The Build Back Better Act (BBBA—H.R. 5376) proposes greatly increased federal subsidies for child care and a new, free, universal pre-kindergarten program. These programs are intended to attract faith-based providers, along with other public and private organizations, but the language in the House-passed BBBA includes many elements that would make it impossible for many faith-based providers to participate. Two major recent developments have occurred.

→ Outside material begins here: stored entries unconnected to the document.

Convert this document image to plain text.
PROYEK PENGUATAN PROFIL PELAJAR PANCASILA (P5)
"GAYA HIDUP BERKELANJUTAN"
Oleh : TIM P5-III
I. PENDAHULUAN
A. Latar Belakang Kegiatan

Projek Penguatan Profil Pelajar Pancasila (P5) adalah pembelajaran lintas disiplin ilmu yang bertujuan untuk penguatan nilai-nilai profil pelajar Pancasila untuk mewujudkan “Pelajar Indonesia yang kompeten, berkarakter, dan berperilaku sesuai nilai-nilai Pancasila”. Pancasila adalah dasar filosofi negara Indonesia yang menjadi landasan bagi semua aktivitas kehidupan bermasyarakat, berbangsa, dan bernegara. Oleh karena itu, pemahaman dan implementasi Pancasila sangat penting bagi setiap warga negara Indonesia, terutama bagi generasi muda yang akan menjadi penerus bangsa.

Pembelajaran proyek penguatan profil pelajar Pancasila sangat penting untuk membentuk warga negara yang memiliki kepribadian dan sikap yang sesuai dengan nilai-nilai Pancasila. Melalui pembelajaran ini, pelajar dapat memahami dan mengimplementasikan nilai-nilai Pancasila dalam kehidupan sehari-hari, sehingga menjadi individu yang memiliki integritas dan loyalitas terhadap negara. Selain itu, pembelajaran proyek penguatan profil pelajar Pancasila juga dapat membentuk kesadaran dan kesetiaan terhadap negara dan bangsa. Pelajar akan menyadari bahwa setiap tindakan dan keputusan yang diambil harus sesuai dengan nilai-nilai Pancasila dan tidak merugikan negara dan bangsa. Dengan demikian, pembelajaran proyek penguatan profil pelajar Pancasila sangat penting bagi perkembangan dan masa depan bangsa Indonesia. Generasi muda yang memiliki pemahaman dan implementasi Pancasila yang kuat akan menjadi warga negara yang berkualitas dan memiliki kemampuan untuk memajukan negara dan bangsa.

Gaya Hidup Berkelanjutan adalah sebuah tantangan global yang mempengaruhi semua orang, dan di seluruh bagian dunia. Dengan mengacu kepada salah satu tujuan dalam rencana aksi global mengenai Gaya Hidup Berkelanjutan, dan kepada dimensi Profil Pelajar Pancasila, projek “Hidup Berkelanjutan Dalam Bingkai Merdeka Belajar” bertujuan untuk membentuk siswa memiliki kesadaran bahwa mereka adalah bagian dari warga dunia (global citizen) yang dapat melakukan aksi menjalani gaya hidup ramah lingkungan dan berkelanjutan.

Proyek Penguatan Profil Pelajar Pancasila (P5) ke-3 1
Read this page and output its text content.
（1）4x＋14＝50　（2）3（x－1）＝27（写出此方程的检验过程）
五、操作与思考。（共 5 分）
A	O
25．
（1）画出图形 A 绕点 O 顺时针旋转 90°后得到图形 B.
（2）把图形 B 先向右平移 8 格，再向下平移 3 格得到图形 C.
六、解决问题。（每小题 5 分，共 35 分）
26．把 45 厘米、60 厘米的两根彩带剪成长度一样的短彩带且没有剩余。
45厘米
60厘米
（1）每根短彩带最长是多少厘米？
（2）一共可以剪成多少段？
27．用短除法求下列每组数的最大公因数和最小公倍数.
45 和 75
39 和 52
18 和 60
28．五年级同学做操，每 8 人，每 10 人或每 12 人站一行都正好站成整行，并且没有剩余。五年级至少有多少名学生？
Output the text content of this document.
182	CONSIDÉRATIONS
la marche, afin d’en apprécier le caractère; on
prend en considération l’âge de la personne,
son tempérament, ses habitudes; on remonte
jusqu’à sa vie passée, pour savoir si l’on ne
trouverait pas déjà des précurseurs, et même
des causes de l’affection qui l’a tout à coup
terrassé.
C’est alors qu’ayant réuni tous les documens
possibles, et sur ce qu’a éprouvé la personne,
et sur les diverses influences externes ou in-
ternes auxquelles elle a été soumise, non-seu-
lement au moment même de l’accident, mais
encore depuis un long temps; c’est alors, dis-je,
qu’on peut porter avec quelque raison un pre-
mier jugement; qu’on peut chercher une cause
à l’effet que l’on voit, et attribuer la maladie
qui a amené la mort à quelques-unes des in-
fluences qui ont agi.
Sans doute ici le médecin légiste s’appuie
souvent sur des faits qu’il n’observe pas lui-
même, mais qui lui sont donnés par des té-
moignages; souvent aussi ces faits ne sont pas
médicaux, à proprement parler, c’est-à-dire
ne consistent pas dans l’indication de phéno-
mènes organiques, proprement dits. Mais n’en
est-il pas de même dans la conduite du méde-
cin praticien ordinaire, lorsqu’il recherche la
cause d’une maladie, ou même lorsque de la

On December 11, the Senate Health, Education, Labor and Pensions (HELP) Committee released revised language, which eliminates some of the problems by removing the proposed nondiscrimination requirements that would have banned religious hiring and religiously selective admissions in child care and pre-K programs. Child care certificates are confirmed to be “indirect” government funding that allows child care providers to include religious teaching and activities. However, religion continues to be banned from the pre-K program, which is a grant-funded program. The language for both programs stresses the many legal obligations of participating programs without clearly emphasizing the protections for faith-based organizations and small organizations that will enable a wide range of them to know they are welcome in these programs.

On Dec. 16, President Biden issued a statement that disagreements among Democrats about the BBBA, which go far beyond disputes about the child care and pre-K programs, have sidetracked the bill’s progress. As of this writing, the bill’s fate is unclear.

IRFA and the Center for Public Justice have circulated a sign-on letter to Congress expressing concerns about the bill’s original–now changed–text. We will not send that letter. But, if and when the Senate takes up the bill again we will circulate a new sign-on letter asking for additional changes to the proposed UPK program.